Global geological sea-level data from the Common Era (last 2000 years), global sea-level data from tide gauge records since 1880 and now satellite sea-level data from 1993 all show that the rate of sea level rise is accelerating. These accelerations in sea level is a cause for great concern. As the satellite altimetry record length grows so does the satellite derived time series of (near) global mean sea surface height. Putting recent estimates of GMSL, 2.6-3.2 mm/yr, into historical context is an important and daunting task, and is necessary in order to quantify sea-level accelerations, both regionally and globally. This CNN article highlights the importance of Nerem’s excellent paper.
“Sea level rise of 65 centimeters, or roughly 2 feet would cause significant problems for coastal cities around the world.”
It should be mentioned that this is a global average. The increase will not be uniform—exacerbating the consequences described below.
But there is one caveat that I would like to bring up, whether sea level showed an acceleration or not in the satellite era is of less importance compared to the rates of rise we will have to endure in the remainder of the 21st century (and beyond). Predictions of future sea level rise should be based on physics, not statistics. Statistics simply doesn’t enable us to foresee the future beyond a very brief window of time. Even given the observed acceleration in the satellite era, the forecasts we should attend to are not from statistics but from physics.
“Therefore, scientists now have observed evidence validating climate model projections”
I think this is a strong statement.
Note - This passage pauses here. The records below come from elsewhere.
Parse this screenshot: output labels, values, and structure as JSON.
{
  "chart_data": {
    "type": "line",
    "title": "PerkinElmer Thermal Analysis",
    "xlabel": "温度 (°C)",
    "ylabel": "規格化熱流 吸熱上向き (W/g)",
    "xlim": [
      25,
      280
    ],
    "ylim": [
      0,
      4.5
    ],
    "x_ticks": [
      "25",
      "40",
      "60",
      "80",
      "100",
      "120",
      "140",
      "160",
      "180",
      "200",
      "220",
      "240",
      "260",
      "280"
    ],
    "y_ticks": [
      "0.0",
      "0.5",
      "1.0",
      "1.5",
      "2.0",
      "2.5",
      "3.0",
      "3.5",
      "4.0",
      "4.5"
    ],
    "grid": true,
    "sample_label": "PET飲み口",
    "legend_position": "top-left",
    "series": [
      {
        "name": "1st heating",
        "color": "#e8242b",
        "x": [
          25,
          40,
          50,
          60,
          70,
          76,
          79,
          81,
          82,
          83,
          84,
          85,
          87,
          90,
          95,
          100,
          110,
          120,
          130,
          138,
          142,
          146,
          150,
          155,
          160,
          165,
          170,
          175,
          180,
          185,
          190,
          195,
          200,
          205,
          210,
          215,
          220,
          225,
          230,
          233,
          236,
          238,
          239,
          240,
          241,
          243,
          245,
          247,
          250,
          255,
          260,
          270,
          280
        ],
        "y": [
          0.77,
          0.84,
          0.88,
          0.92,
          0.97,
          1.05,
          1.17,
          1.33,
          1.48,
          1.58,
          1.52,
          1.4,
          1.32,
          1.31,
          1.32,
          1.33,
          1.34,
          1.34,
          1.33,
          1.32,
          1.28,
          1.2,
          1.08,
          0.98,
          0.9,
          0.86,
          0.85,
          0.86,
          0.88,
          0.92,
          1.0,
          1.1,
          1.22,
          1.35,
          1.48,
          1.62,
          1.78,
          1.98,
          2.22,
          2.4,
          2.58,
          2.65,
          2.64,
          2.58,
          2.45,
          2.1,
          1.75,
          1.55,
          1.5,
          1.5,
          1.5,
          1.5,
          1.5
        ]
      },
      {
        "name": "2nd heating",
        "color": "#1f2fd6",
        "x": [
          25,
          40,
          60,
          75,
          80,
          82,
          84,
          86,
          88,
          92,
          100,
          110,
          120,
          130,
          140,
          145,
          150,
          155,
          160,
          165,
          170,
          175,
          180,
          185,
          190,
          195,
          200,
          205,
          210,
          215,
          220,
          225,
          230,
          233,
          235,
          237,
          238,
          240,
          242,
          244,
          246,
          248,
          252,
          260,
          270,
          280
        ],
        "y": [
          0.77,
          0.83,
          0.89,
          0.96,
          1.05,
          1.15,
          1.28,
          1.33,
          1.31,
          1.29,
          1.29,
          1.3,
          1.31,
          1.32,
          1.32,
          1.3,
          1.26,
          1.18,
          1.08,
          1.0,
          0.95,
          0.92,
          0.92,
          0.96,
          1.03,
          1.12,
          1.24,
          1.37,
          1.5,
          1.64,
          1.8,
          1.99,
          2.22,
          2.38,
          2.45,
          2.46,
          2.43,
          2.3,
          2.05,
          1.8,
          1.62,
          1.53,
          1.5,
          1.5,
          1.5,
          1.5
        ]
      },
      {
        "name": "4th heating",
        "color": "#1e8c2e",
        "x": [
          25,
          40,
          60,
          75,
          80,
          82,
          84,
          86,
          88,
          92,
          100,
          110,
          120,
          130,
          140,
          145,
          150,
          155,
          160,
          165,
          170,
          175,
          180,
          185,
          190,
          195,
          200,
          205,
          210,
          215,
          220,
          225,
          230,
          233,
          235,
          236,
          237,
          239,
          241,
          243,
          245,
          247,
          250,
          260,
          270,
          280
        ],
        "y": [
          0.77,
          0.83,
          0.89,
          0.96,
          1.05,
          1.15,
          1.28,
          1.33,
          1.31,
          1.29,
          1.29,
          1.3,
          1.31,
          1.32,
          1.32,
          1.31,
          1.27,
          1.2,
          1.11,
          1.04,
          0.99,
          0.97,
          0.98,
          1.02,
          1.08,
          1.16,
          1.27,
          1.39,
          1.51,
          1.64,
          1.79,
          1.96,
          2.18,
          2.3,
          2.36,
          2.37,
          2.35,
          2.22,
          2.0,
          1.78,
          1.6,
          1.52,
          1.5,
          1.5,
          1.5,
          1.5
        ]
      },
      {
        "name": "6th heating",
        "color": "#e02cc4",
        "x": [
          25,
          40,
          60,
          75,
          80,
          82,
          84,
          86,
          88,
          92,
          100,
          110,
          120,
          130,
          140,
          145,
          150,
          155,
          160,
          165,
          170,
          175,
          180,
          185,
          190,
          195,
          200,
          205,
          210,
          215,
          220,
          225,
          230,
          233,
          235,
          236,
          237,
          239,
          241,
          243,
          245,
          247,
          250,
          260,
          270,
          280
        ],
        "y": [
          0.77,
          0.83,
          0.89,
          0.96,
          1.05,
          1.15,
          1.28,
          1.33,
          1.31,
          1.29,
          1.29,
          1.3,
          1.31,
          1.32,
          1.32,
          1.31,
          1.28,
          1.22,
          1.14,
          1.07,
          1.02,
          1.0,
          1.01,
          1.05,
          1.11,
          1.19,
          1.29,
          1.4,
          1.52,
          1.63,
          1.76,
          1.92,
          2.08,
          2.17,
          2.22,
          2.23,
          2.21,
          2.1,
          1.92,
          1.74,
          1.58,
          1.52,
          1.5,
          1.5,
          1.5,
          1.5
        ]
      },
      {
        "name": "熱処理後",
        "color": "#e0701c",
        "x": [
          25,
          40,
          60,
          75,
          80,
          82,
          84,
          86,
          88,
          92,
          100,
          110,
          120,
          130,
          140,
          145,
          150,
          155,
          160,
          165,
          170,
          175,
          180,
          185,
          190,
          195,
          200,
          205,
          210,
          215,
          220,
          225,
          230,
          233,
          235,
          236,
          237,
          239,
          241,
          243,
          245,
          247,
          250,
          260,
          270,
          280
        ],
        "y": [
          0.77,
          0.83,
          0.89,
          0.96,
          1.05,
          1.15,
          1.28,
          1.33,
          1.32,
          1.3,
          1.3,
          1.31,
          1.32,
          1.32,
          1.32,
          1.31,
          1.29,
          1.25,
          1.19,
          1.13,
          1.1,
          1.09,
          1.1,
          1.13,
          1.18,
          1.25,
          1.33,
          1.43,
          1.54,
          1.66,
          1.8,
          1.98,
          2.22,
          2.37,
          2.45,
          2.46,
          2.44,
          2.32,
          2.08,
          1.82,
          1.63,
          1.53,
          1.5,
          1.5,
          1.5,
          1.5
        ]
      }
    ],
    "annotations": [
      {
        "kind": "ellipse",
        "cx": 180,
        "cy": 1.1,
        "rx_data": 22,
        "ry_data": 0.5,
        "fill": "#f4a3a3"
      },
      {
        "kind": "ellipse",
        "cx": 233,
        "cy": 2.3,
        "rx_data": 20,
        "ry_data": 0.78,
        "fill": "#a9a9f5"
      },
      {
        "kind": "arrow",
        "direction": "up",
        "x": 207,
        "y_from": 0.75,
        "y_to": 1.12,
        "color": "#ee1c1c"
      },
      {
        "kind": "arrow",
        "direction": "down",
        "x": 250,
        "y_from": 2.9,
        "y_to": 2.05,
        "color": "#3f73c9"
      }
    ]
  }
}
The authors are not validating model predictions against observations—they are comparing model predictions to an extrapolation obtained from 25 years of data.
“Theirs is a troubling finding when considering the recent rapid ice loss in the ice sheets. ‘Sixty-five centimeters is probably on the low end for 2100,’ Nerem said, ‘since it assumes the rate and acceleration we have seen over the last 25 years continues for the next 82 years.’”
This is an important point, and it is good to see it mentioned in the article.